Sunday, October 17, 2010

Defining an "academic diaspora"

Do you have a graduate degree(s) and work in a cultural institution? Then you may be part of the academic diaspora.

My husband, an academic, and I often talk about academia vs. the rest of the world. But in the course of our conversations, it soon became apparent that there was a big category of working people that seemed to straddle the lines between these two, admittedly simplistic, divisions, especially in a place like Madison, Wisconsin: it's the periacademic. And I happen to be one of them.

The periacademic or member of the academic diaspora (take your pick, we haven't decided which term is best) has a Masters degree or even a Ph.D. and works in a library, historical society, art museum, or public broadcasting (ding ding ding! That's me). They have the expertise and training of an academic in many cases but have, by choice or circumstance, ended up outside the ivory tower in some kind of bridge institution.  Many of the stereotypes of academia exist in the diaspora, too, particularly the insularity, ego, competitiveness over seemingly small stakes, and the know-it-alls.

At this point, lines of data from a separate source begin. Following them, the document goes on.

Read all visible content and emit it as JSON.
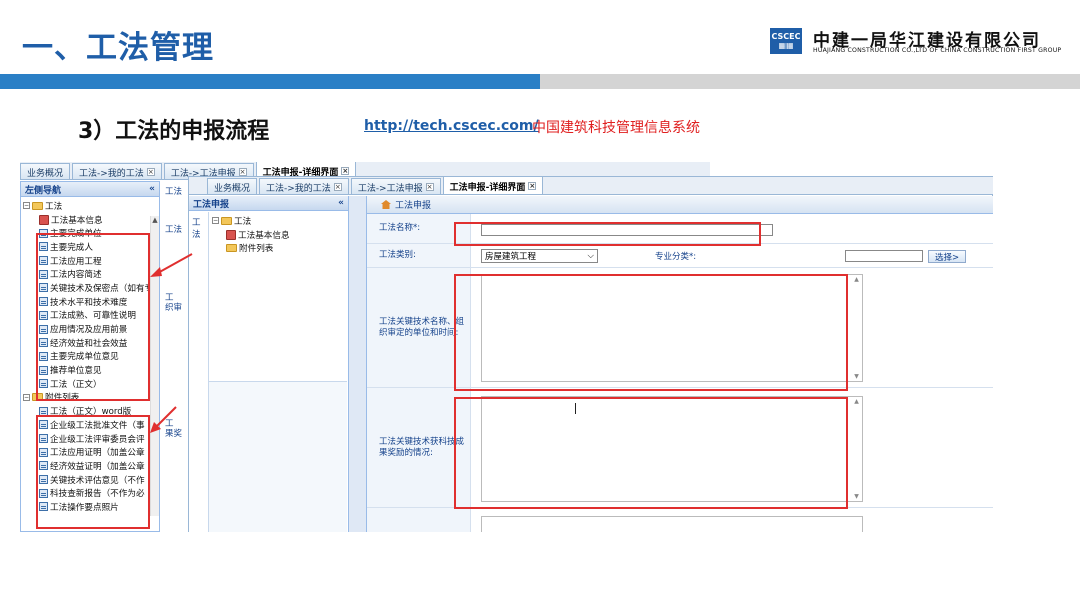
{
  "slide": {
    "title": "一、工法管理",
    "company_cn": "中建一局华江建设有限公司",
    "company_en": "HUAJIANG CONSTRUCTION CO.,LTD OF CHINA CONSTRUCTION FIRST GROUP",
    "subtitle": "3）工法的申报流程",
    "url": "http://tech.cscec.com/",
    "system_name": "中国建筑科技管理信息系统"
  },
  "back_window": {
    "tabs": [
      "业务概况",
      "工法->我的工法",
      "工法->工法申报",
      "工法申报-详细界面"
    ],
    "sidebar_title": "左侧导航",
    "collapse": "«",
    "tree_root": "工法",
    "tree_items": [
      "工法基本信息",
      "主要完成单位",
      "主要完成人",
      "工法应用工程",
      "工法内容简述",
      "关键技术及保密点（如有专利",
      "技术水平和技术难度",
      "工法成熟、可靠性说明",
      "应用情况及应用前景",
      "经济效益和社会效益",
      "主要完成单位意见",
      "推荐单位意见",
      "工法（正文）"
    ],
    "attach_root": "附件列表",
    "attach_items": [
      "工法（正文）word版",
      "企业级工法批准文件（事",
      "企业级工法评审委员会评",
      "工法应用证明（加盖公章",
      "经济效益证明（加盖公章",
      "关键技术评估意见（不作",
      "科技查新报告（不作为必",
      "工法操作要点照片"
    ],
    "strip_labels": [
      "工法",
      "工法",
      "工\n织审",
      "工\n果奖"
    ]
  },
  "front_window": {
    "tabs": [
      "业务概况",
      "工法->我的工法",
      "工法->工法申报",
      "工法申报-详细界面"
    ],
    "tab_close": "×",
    "left_panel_title": "工法申报",
    "left_strip_label": "工法",
    "tree_root": "工法",
    "tree_items": [
      "工法基本信息",
      "附件列表"
    ],
    "collapse": "«",
    "form_title": "工法申报",
    "fields": {
      "name_label": "工法名称*:",
      "name_value": "",
      "category_label": "工法类别:",
      "category_value": "房屋建筑工程",
      "specialty_label": "专业分类*:",
      "specialty_value": "",
      "pick_button": "选择>",
      "tech_label": "工法关键技术名称、组织审定的单位和时间:",
      "award_label": "工法关键技术获科技成果奖励的情况:"
    }
  }
}
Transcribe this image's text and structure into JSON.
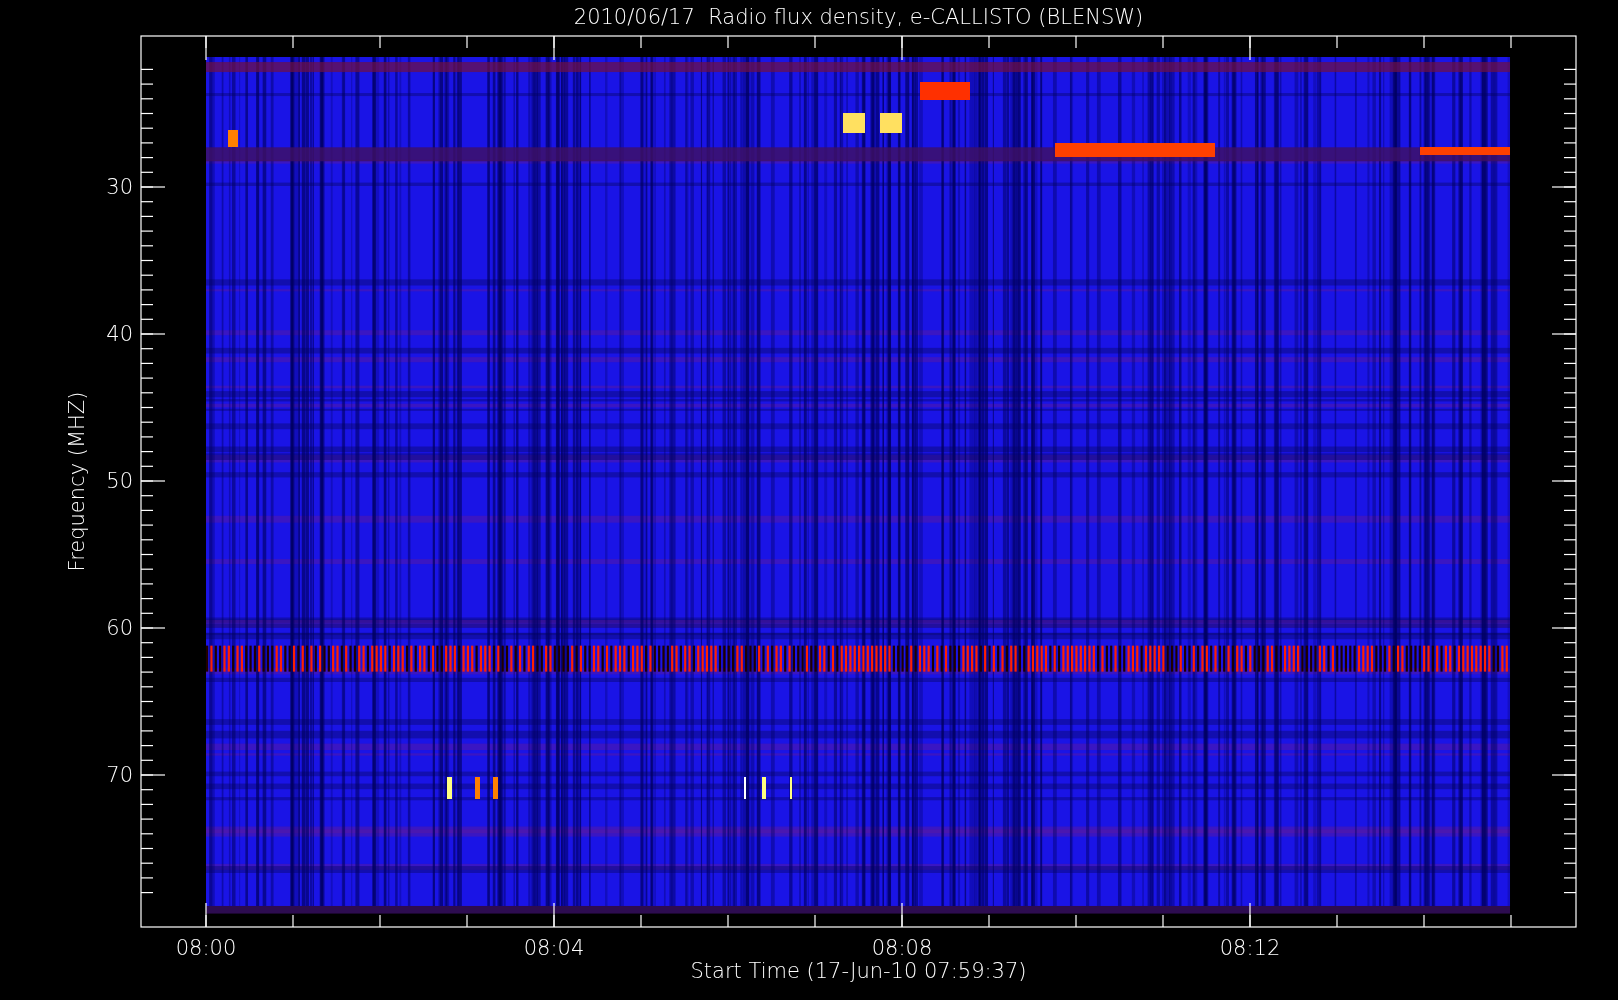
{
  "plot": {
    "title": "2010/06/17  Radio flux density, e-CALLISTO (BLENSW)",
    "xlabel": "Start Time (17-Jun-10 07:59:37)",
    "ylabel": "Frequency (MHZ)",
    "x_tick_labels": [
      "08:00",
      "08:04",
      "08:08",
      "08:12"
    ],
    "y_tick_labels": [
      "30",
      "40",
      "50",
      "60",
      "70"
    ]
  }
}
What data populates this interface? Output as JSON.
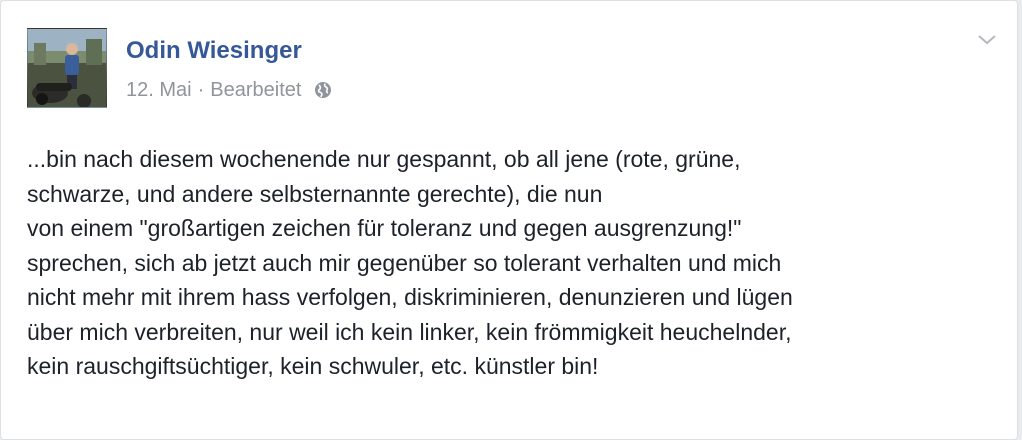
{
  "post": {
    "author": "Odin Wiesinger",
    "date": "12. Mai",
    "separator": "·",
    "edited_label": "Bearbeitet",
    "privacy_icon": "globe-icon",
    "menu_icon": "chevron-down-icon",
    "lines": [
      "...bin nach diesem wochenende nur gespannt, ob all jene (rote, grüne,",
      "schwarze, und andere selbsternannte gerechte), die nun",
      "von einem \"großartigen zeichen für toleranz und gegen ausgrenzung!\"",
      "sprechen, sich ab jetzt auch mir gegenüber so tolerant verhalten und mich",
      "nicht mehr mit ihrem hass verfolgen, diskriminieren, denunzieren und lügen",
      "über mich verbreiten, nur weil ich kein linker, kein frömmigkeit heuchelnder,",
      "kein rauschgiftsüchtiger, kein schwuler, etc. künstler bin!"
    ]
  },
  "colors": {
    "author_link": "#365899",
    "meta_text": "#90949c",
    "body_text": "#1d2129",
    "card_border": "#dddfe2"
  }
}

The primary difference between the two, though, seems to be related to audience and the use of knowledge. The role of an academic is to create and disseminate knowledge, while the periacademic curates knowledge. Most of the knowledge created by an academic is for other academics and maybe their students. Some periacademics also create knowledge, but their primary role seems to be taking the information created by the academic and synthesizing, arranging, and packaging it into a form that is accessible and useful to the general public. So in public radio, where I work, for example, we create programs by assembling the academics or other spokespeople who can verbally communicate some segment of information. Historical societies and museums create exhibits and displays by arranging knowledge. And so on.

Despite a symbiotic and seemingly important relationship to each other, the academic and periacademic don't always get along, unfortunately. In my training as a historian, the public historian, the person who works in a museum or some other public historical institution, was derided as lesser and not serious. But the periacademic is the direct conduit to the public that the academic often wants to reach but doesn't necessarily know how. To use the hip science term, periacademia is translational, bringing information and research out of the lab and into the community for, hopefully, the benefit of all.

The academic diaspora seems to be particularly large in college towns. There's a lot of people who want to engage with big ideas but do so in a way that's more outwardly focused. As academic jobs become harder to come by, especially in the humanities, it seems that the diaspora will only get larger. I'm not sure where all these people will end up, particularly since the periacademic jobs tend to be financially perilous as well. Both play essential roles in knowledge creation, interpretation, and dissemination.